This year, the biosimilar landscape will likely focus on interchangeability as biosimilars manufacturers and other stakeholders seek to reduce costs and increase uptake. This follows the 2018 trend of biosimilar litigation settlements and the attention in 2017 to the information exchanges, also known as the “patent dance,” laid out in the Biologics Price Competition and Innovation Act of 2009.
So why does a biosimilar company want its product deemed interchangeable? The designation allows a pharmacy to substitute the interchangeable biologic product for the reference product without the prescriber’s intervention, just as generic drugs can be substituted for a branded product. Many argue that interchangeability is a key to reducing the prices of biologic treatment because, until now, commercial factors have led to small market share for on-the-market biosimilars.
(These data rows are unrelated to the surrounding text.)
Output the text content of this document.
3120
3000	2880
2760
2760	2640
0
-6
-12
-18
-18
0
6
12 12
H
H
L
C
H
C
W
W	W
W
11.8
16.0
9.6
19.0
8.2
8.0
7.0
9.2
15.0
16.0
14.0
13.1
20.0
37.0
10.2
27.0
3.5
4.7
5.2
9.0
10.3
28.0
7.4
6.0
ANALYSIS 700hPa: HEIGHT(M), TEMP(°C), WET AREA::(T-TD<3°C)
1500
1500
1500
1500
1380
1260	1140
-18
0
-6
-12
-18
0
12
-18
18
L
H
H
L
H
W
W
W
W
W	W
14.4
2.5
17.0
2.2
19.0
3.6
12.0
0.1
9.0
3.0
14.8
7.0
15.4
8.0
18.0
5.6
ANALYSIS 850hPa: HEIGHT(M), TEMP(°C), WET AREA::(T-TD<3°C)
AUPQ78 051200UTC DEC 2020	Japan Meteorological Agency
What might change this year, and how will industry react?
At the J.P. Morgan Healthcare Conference earlier this year, and consistent with the July 2018 Biosimilar Action Plan, FDA Commissioner Scott Gottlieb, MD, signaled that a finalized interchangeability guidance and a structured application for seeking interchangeability would be forthcoming shortly. The hope among biosimilar companies is that the guidance will streamline the regulatory pathway and create well-defined scientific criteria. But even if the first interchangeable product satisfies FDA’s requirements, that could be the beginning of a long and expensive legal road. Reference product manufacturers will likely file citizen petitions challenging the designation and possibly litigate interchangeability with court challenges as well. Competing biosimilars manufacturers may attack one another as well, as the recent filing of Coherus v Amgen—a patent litigation between 2 biosimilar companies over adalimumab—demonstrates (see a summary of the lawsuit here).
Additionally, there will likely be a focus on facilitating faster adoption of interchangeable drugs through automatic substitution requirements, whether instituted by changing government payer plans or enacting new legislation. Existing state law varies in permissiveness toward interchangeable biosimilar substitution (a 50-state survey is available here), including whether substitutions are mandatory.
Background on interchangeability and its importance
In order for a biological product to be approved as a biosimilar of a reference product, it must be highly similar and have no clinically meaningful differences from a reference product—ie, it must be structurally similar and be as safe and effective as the reference biologic drug. The drug can still have minor differences in clinically inactive components and still be approved as a biosimilar.
The standard of evidence for an interchangeable product is higher. All the conditions of biosimilarity apply, but an interchangeable biosimilar product must also be shown to “produce the same clinical result as the reference product in any given patient.” Additionally, a biologic drug that requires multiple administrations for treatment can be deemed interchangeable only if the data show that there is no increased safety risk or decreased efficacy from switching between the reference biologic and the biosimilar product.
To produce this data, biosimilar applicants must spend significant resources to conduct clinical trials to satisfy these requirements (for example, Boehringer Ingelheim's interchangeability study comparing BI 695501, Cyltezo, to Humira). By contrast, in the European Union, there is general agreement that switching studies are unnecessary to guarantee safety, and that real-world experience has not shown a high risk of adverse events (see further context about the EU perspective here).
That comfort relies in part on NOR-SWITCH, a Norwegian government-sponsored switching study comparing CT-P13 (Inflectra, Remsima) with Remicade, which found that switching to biosimilar infliximab rather than continuing Remicade had no negative impact on patients’ treatment.
The FDA, at least to date, has not yet provided certainty about how to show interchangeability. Though the agency released a draft guidance in January 2017, the guidance still has not been finalized, to the dismay of insurers, medical providers, and biosimilar industry groups who authored an August 23, 2018 letter to the FDA on the matter. And because no biosimilar products approved for marketing have yet been designated as interchangeable, biosimilar companies looking to establish interchangeability do not have a model to replicate.
It will be interesting to see whether the FDA’s prediction of the marketing of an interchangeable biosimilar in 2019 will hold, and if so, what additional legal challenges await.